Ringannya hati bershadaqah bukan menandakan ikhlas. Sebaliknya meski amat berat
terasa, jika ridha Allah Ta'ala tujuannya, itulah ikhlas. Inilah yang sering
rancu atau bahkan dirancukan sehingga mendatangkan syubhat betapa mendidik niat
seolah penghalang amal.
Amat banyak kita jumpai perkataan syubhat, "Lebih ikhlas mana sedekah
1000 dengan sedekah 10 juta?" Padahal ini bukan berkait dengan ikhlas.

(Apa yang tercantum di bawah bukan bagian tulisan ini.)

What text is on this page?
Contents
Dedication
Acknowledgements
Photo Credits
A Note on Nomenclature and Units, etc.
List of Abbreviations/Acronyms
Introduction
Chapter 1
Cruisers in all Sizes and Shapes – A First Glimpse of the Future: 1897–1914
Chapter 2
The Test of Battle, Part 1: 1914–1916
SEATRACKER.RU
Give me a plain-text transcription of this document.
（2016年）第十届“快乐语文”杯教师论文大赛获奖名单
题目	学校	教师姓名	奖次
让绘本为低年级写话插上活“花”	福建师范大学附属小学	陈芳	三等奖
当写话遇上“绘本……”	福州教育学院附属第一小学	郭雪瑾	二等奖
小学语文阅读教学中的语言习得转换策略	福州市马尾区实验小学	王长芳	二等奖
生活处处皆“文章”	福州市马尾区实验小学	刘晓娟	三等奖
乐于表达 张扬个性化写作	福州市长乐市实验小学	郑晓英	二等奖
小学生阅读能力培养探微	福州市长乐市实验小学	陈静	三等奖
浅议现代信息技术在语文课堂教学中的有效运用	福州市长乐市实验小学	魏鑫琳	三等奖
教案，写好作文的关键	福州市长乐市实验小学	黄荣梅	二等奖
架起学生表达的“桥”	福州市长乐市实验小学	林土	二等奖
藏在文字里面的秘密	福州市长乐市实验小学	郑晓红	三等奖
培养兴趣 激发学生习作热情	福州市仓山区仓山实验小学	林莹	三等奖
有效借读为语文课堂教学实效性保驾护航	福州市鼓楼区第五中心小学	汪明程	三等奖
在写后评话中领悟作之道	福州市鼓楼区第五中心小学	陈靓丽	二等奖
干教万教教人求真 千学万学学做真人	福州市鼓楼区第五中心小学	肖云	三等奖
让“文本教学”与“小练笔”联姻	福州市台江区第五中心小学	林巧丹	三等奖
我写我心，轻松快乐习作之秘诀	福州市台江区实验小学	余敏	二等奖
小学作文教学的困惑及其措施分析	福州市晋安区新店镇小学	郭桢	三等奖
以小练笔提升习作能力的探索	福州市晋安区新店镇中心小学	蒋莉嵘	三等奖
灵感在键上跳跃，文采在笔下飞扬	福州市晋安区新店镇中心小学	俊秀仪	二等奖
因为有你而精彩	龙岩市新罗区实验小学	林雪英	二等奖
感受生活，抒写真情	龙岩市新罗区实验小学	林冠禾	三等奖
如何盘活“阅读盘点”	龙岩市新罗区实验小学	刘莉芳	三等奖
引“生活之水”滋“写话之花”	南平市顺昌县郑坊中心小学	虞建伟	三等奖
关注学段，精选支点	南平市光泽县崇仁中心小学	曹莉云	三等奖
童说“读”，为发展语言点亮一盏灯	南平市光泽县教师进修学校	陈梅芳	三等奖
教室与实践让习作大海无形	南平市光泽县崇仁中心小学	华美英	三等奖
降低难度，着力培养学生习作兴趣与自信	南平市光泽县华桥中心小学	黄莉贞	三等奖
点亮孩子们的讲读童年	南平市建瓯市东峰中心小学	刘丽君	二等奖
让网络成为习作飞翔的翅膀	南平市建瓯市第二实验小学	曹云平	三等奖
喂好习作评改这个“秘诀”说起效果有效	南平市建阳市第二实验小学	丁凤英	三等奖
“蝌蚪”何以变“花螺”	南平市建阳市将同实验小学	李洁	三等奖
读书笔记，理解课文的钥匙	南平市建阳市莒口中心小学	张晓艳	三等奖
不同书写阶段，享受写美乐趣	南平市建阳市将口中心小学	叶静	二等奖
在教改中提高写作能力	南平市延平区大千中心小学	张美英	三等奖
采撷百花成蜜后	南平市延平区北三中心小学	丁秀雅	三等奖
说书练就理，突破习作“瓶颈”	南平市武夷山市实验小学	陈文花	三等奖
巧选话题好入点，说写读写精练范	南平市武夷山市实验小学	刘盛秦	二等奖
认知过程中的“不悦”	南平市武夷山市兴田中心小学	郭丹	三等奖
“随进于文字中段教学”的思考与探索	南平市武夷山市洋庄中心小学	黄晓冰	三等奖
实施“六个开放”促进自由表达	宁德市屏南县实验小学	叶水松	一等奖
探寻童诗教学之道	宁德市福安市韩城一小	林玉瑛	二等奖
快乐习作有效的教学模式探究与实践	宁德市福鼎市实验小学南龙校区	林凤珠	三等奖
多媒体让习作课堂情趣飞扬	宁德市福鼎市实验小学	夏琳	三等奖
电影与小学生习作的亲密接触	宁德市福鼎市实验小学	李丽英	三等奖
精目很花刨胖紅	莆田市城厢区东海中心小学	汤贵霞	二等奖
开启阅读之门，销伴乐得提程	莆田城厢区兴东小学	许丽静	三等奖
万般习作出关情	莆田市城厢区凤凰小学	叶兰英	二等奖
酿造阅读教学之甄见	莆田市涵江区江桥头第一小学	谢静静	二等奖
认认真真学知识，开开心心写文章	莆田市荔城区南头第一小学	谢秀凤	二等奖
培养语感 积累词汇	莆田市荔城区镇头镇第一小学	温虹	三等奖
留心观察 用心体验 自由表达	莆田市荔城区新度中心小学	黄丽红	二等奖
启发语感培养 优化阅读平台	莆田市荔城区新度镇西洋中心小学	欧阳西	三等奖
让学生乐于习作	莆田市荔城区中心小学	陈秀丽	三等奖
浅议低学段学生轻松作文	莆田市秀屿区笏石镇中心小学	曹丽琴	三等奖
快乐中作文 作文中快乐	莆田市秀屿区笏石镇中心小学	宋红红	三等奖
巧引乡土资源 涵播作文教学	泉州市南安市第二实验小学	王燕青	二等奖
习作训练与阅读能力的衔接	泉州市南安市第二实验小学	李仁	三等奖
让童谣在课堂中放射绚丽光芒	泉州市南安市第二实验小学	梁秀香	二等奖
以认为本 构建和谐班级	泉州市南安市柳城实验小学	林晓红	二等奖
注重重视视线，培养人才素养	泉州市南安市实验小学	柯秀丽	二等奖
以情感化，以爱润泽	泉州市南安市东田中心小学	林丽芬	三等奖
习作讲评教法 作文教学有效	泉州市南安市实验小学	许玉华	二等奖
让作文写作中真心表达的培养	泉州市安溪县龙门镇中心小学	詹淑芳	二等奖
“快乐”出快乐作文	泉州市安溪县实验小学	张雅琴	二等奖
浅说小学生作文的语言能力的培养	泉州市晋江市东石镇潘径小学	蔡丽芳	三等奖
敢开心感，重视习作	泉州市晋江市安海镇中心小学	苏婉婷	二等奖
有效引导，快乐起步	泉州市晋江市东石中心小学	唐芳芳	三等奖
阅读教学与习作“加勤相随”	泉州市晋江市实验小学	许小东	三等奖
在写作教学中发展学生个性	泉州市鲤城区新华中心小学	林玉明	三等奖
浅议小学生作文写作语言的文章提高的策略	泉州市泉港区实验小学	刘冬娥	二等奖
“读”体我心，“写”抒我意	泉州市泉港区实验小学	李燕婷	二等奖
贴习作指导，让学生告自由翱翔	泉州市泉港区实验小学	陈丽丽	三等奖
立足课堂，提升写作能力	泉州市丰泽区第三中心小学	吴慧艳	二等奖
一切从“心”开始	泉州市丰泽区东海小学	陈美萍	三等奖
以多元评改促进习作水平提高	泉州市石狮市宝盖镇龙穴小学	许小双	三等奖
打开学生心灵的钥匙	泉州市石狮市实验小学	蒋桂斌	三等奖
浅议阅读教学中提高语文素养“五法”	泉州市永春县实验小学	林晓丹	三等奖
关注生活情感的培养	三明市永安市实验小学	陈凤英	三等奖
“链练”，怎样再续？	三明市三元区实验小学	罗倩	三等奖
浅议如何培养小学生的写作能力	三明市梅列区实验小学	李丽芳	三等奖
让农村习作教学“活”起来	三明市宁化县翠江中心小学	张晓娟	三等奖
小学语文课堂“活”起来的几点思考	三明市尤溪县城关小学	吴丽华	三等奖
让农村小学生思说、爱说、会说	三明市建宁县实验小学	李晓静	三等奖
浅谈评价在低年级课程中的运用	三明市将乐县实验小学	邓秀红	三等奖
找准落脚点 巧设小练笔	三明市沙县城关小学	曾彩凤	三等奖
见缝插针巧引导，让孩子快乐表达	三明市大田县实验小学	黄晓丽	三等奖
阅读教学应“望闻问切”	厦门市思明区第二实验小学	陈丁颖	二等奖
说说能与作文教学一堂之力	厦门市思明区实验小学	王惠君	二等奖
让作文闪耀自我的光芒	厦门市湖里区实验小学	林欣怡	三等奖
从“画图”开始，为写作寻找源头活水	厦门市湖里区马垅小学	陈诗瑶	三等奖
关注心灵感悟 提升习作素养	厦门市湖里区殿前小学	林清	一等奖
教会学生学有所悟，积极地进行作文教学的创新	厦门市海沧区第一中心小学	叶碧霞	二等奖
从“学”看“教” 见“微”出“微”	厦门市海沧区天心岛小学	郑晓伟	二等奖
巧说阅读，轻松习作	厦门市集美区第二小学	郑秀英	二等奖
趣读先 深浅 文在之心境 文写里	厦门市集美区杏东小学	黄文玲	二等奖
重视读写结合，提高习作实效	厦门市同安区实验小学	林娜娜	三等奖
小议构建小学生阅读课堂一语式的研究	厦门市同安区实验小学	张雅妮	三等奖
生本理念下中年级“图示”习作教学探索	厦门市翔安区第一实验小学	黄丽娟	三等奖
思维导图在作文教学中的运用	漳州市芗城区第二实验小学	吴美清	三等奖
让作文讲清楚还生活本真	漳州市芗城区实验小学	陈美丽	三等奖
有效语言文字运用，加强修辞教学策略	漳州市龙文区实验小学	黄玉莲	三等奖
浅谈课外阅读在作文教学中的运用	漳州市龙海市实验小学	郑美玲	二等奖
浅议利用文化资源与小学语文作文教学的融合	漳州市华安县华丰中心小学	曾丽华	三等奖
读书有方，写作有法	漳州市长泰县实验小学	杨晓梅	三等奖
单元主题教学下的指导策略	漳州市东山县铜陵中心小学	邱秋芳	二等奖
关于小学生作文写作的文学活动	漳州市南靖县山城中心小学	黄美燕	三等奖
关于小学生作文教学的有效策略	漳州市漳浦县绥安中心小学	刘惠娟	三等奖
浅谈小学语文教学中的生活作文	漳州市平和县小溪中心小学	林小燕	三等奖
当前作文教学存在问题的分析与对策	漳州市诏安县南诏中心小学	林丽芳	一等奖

Ringan hati tidak menandakan ikhlasnya hati seseorang, sebagaimana beratnya
perasaan bukan berarti niatnya tak bersih. Seseorang yang sedang sangat
mengingini benda untuk dibeli, tapi membatalkan meski berat hati karena tahu
ada amal yang lebih utama untuk kemuliaan agama ini, maka itulah ikhlas.
Sesungguhnya ta'at itu tak menuntut ringannya hati melaksanakan, tetapi
bersihnya niat meskipun terasa sangat berat. Kita mungkin sangat tidak menyukai
kewajiban itu, tetapi jika bersungguh-sungguh mengerjakan karena memuliakan
perintah-Nya, itulah ikhlas.
Mari sejenak kita mengingat firman Allah Ta'ala:
ﻛُﺘِﺐَ ﻋَﻠَﻴْﻜُﻢُ ٱﻟْﻘِﺘَﺎﻝُ ﻭَﻫُﻮَ
ﻛُﺮْﻩٌ ﻟَّﻜُﻢْ ۖ ﻭَﻋَﺴَﻰٰٓ ﺃَﻥ ﺗَﻜْﺮَﻫُﻮا۟ ﺷَﻴْـًٔﺎ ﻭَﻫُﻮَ ﺧَﻴْﺮٌ ﻟَّﻜُﻢْ ۖ
ﻭَﻋَﺴَﻰٰٓ ﺃَﻥ ﺗُﺤِﺒُّﻮا۟ ﺷَﻴْـًٔﺎ ﻭَﻫُﻮَ ﺷَﺮٌّ ﻟَّﻜُﻢْ ۗ ﻭَٱﻟﻠَّﻪُ ﻳَﻌْﻠَﻢُ
ﻭَﺃَﻧﺘُﻢْ ﻻَ ﺗَﻌْﻠَﻤُﻮﻥَ
"Diwajibkan
atas kamu berperang, padahal berperang itu adalah sesuatu yang kamu benci.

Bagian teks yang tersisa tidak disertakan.